In OpenACC, it was easy.
example:
!$acc host_data use_device(a,b,c)
call cublasDgemm(‘N’,‘N’, n, n, n, 1.0d0, a, n, b, n, 0.0d0, c, n)
!$acc end host_data
!$acc wait
or
call cublasDgemm(‘N’,‘N’, n, n, n, 1.0d0, a, n, b, n, 0.0d0, c, n)
!$acc wait
(Both code provided correct result.
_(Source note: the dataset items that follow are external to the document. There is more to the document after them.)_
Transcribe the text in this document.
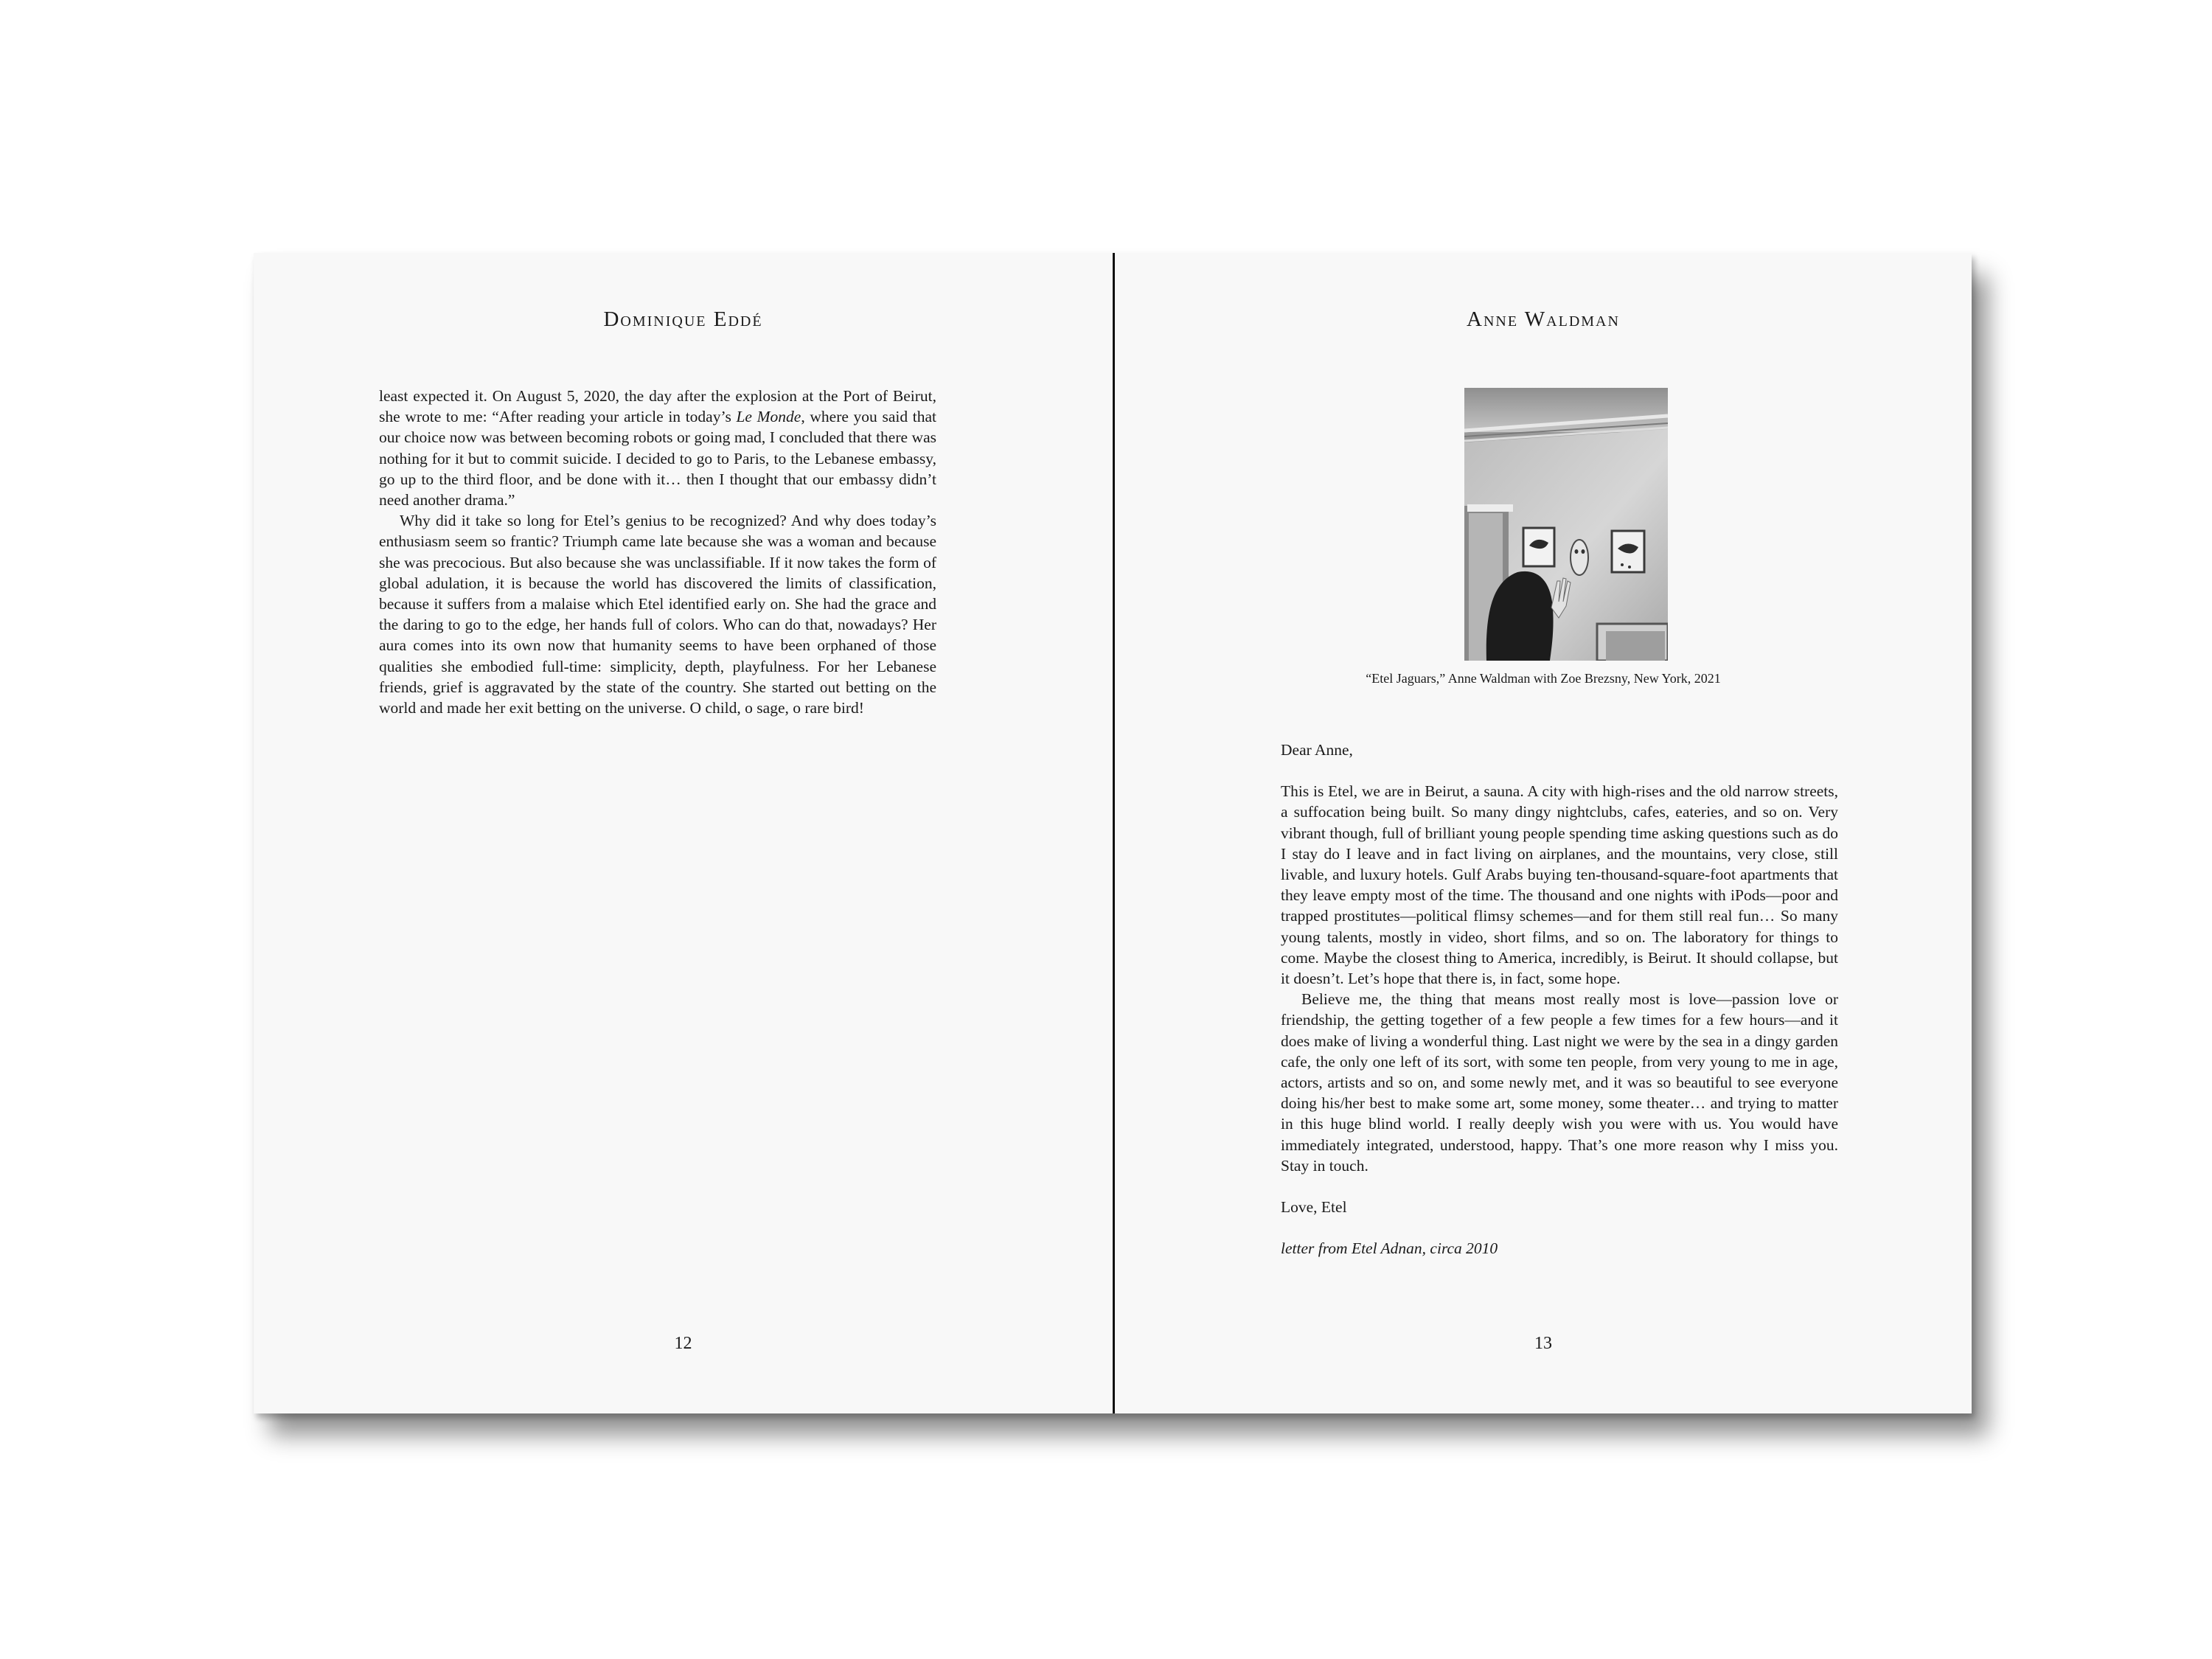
Dominique Eddé

least expected it. On August 5, 2020, the day after the explosion at the Port of Beirut, she wrote to me: “After reading your article in today’s Le Monde, where you said that our choice now was between becoming robots or going mad, I concluded that there was nothing for it but to commit suicide. I decided to go to Paris, to the Lebanese embassy, go up to the third floor, and be done with it… then I thought that our embassy didn’t need another drama.”

Why did it take so long for Etel’s genius to be recognized? And why does today’s enthusiasm seem so frantic? Triumph came late because she was a woman and because she was precocious. But also because she was unclassifiable. If it now takes the form of global adulation, it is because the world has discovered the limits of classification, because it suffers from a malaise which Etel identified early on. She had the grace and the daring to go to the edge, her hands full of colors. Who can do that, nowadays? Her aura comes into its own now that humanity seems to have been orphaned of those qualities she embodied full-time: simplicity, depth, playfulness. For her Lebanese friends, grief is aggravated by the state of the country. She started out betting on the world and made her exit betting on the universe. O child, o sage, o rare bird!

12
Anne Waldman
“Etel Jaguars,” Anne Waldman with Zoe Brezsny, New York, 2021

Dear Anne,

This is Etel, we are in Beirut, a sauna. A city with high-rises and the old narrow streets, a suffocation being built. So many dingy nightclubs, cafes, eateries, and so on. Very vibrant though, full of brilliant young people spending time asking questions such as do I stay do I leave and in fact living on airplanes, and the mountains, very close, still livable, and luxury hotels. Gulf Arabs buying ten-thousand-square-foot apartments that they leave empty most of the time. The thousand and one nights with iPods—poor and trapped prostitutes—political flimsy schemes—and for them still real fun… So many young talents, mostly in video, short films, and so on. The laboratory for things to come. Maybe the closest thing to America, incredibly, is Beirut. It should collapse, but it doesn’t. Let’s hope that there is, in fact, some hope.

Believe me, the thing that means most really most is love—passion love or friendship, the getting together of a few people a few times for a few hours—and it does make of living a wonderful thing. Last night we were by the sea in a dingy garden cafe, the only one left of its sort, with some ten people, from very young to me in age, actors, artists and so on, and some newly met, and it was so beautiful to see everyone doing his/her best to make some art, some money, some theater… and trying to matter in this huge blind world. I really deeply wish you were with us. You would have immediately integrated, understood, happy. That’s one more reason why I miss you. Stay in touch.

Love, Etel

letter from Etel Adnan, circa 2010

13
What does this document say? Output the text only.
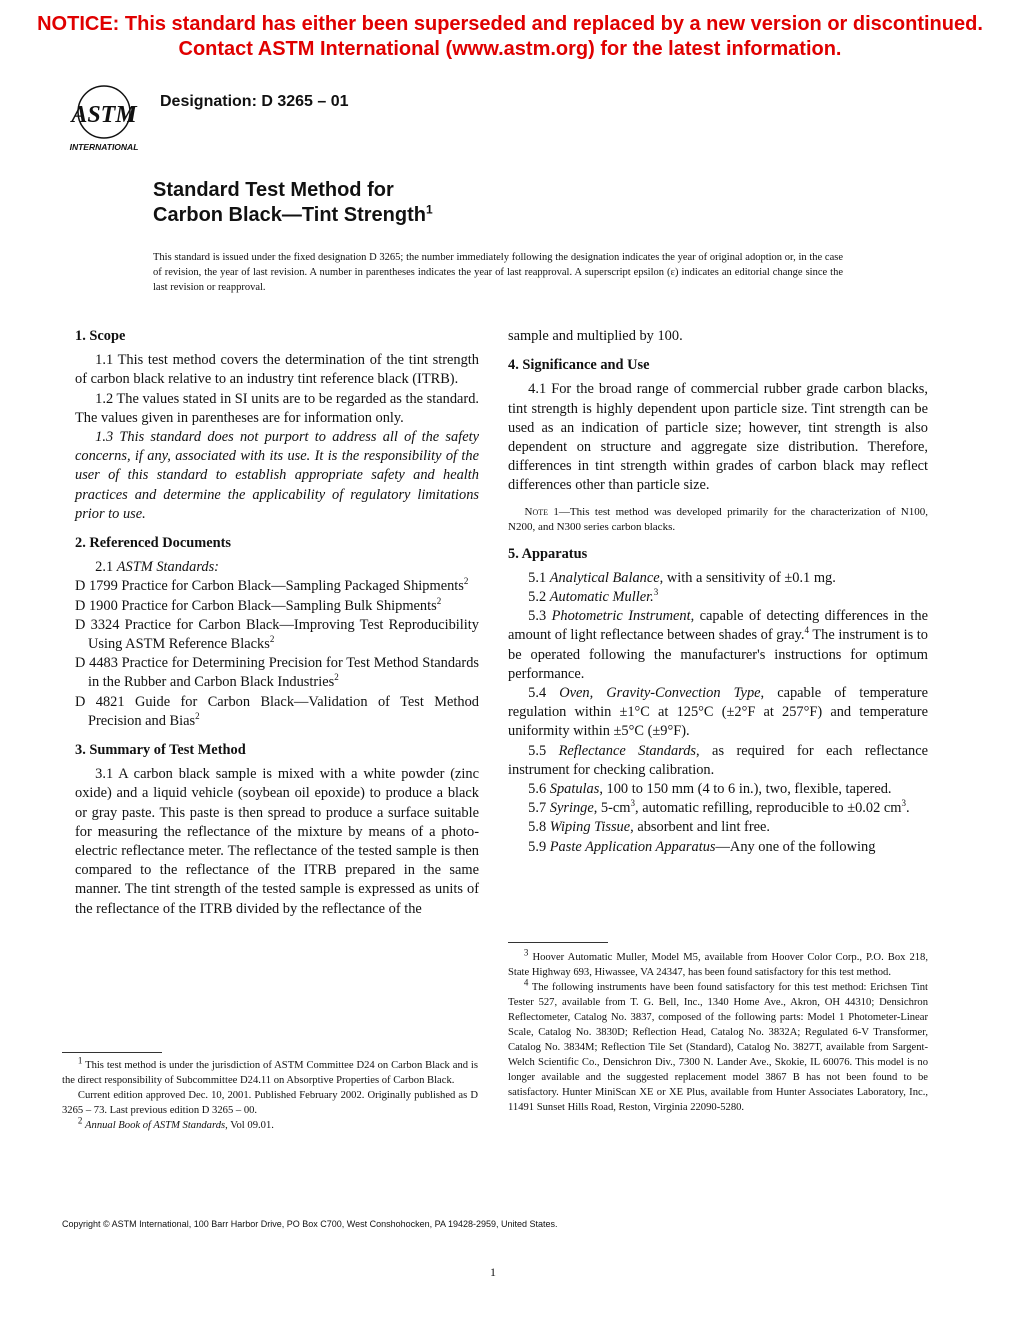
NOTICE: This standard has either been superseded and replaced by a new version or discontinued.
Contact ASTM International (www.astm.org) for the latest information.
ASTM
INTERNATIONAL
Designation: D 3265 – 01
Standard Test Method for
Carbon Black—Tint Strength$^1$
This standard is issued under the fixed designation D 3265; the number immediately following the designation indicates the year of original adoption or, in the case of revision, the year of last revision. A number in parentheses indicates the year of last reapproval. A superscript epsilon (ε) indicates an editorial change since the last revision or reapproval.
1. Scope

1.1 This test method covers the determination of the tint strength of carbon black relative to an industry tint reference black (ITRB).

1.2 The values stated in SI units are to be regarded as the standard. The values given in parentheses are for information only.

1.3 This standard does not purport to address all of the safety concerns, if any, associated with its use. It is the responsibility of the user of this standard to establish appropriate safety and health practices and determine the applicability of regulatory limitations prior to use.

2. Referenced Documents

2.1 ASTM Standards:

D 1799 Practice for Carbon Black—Sampling Packaged Shipments$^2$

D 1900 Practice for Carbon Black—Sampling Bulk Shipments$^2$

D 3324 Practice for Carbon Black—Improving Test Reproducibility Using ASTM Reference Blacks$^2$

D 4483 Practice for Determining Precision for Test Method Standards in the Rubber and Carbon Black Industries$^2$

D 4821 Guide for Carbon Black—Validation of Test Method Precision and Bias$^2$

3. Summary of Test Method

3.1 A carbon black sample is mixed with a white powder (zinc oxide) and a liquid vehicle (soybean oil epoxide) to produce a black or gray paste. This paste is then spread to produce a surface suitable for measuring the reflectance of the mixture by means of a photo-electric reflectance meter. The reflectance of the tested sample is then compared to the reflectance of the ITRB prepared in the same manner. The tint strength of the tested sample is expressed as units of the reflectance of the ITRB divided by the reflectance of the

$^1$ This test method is under the jurisdiction of ASTM Committee D24 on Carbon Black and is the direct responsibility of Subcommittee D24.11 on Absorptive Properties of Carbon Black.

Current edition approved Dec. 10, 2001. Published February 2002. Originally published as D 3265 – 73. Last previous edition D 3265 – 00.

$^2$ Annual Book of ASTM Standards, Vol 09.01.

sample and multiplied by 100.

4. Significance and Use

4.1 For the broad range of commercial rubber grade carbon blacks, tint strength is highly dependent upon particle size. Tint strength can be used as an indication of particle size; however, tint strength is also dependent on structure and aggregate size distribution. Therefore, differences in tint strength within grades of carbon black may reflect differences other than particle size.

Note 1—This test method was developed primarily for the characterization of N100, N200, and N300 series carbon blacks.

5. Apparatus

5.1 Analytical Balance, with a sensitivity of ±0.1 mg.

5.2 Automatic Muller.$^3$

5.3 Photometric Instrument, capable of detecting differences in the amount of light reflectance between shades of gray.$^4$ The instrument is to be operated following the manufacturer's instructions for optimum performance.

5.4 Oven, Gravity-Convection Type, capable of temperature regulation within ±1°C at 125°C (±2°F at 257°F) and temperature uniformity within ±5°C (±9°F).

5.5 Reflectance Standards, as required for each reflectance instrument for checking calibration.

5.6 Spatulas, 100 to 150 mm (4 to 6 in.), two, flexible, tapered.

5.7 Syringe, $5-cm^3$, automatic refilling, reproducible to ±0.02 $cm^3$.

5.8 Wiping Tissue, absorbent and lint free.

5.9 Paste Application Apparatus—Any one of the following

$^3$ Hoover Automatic Muller, Model M5, available from Hoover Color Corp., P.O. Box 218, State Highway 693, Hiwassee, VA 24347, has been found satisfactory for this test method.

$^4$ The following instruments have been found satisfactory for this test method: Erichsen Tint Tester 527, available from T. G. Bell, Inc., 1340 Home Ave., Akron, OH 44310; Densichron Reflectometer, Catalog No. 3837, composed of the following parts: Model 1 Photometer-Linear Scale, Catalog No. 3830D; Reflection Head, Catalog No. 3832A; Regulated 6-V Transformer, Catalog No. 3834M; Reflection Tile Set (Standard), Catalog No. 3827T, available from Sargent-Welch Scientific Co., Densichron Div., 7300 N. Lander Ave., Skokie, IL 60076. This model is no longer available and the suggested replacement model 3867 B has not been found to be satisfactory. Hunter MiniScan XE or XE Plus, available from Hunter Associates Laboratory, Inc., 11491 Sunset Hills Road, Reston, Virginia 22090-5280.

Copyright © ASTM International, 100 Barr Harbor Drive, PO Box C700, West Conshohocken, PA 19428-2959, United States.
1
Performance is not compared still now.)
However, OpenMP offloading does not produce collect results.
example:
!$omp target data use_device_addr(a,b,c)
call cublasDgemm(‘N’,‘N’, n, n, n, 1.0d0, a, n, b, n, 0.0d0, c, n)
!$omp end target data
!$omp taskwait
t2 = omp_get_wtime()
(the obtained results c is all 0.0)
I thought some kind of “_device_ptr/_device_addr” clause is required, and tried it, but I obtained compiler error or incorrect result (0.0).
Does anyone know how to use it correctly?
(Do I needs some bother interface implementations?)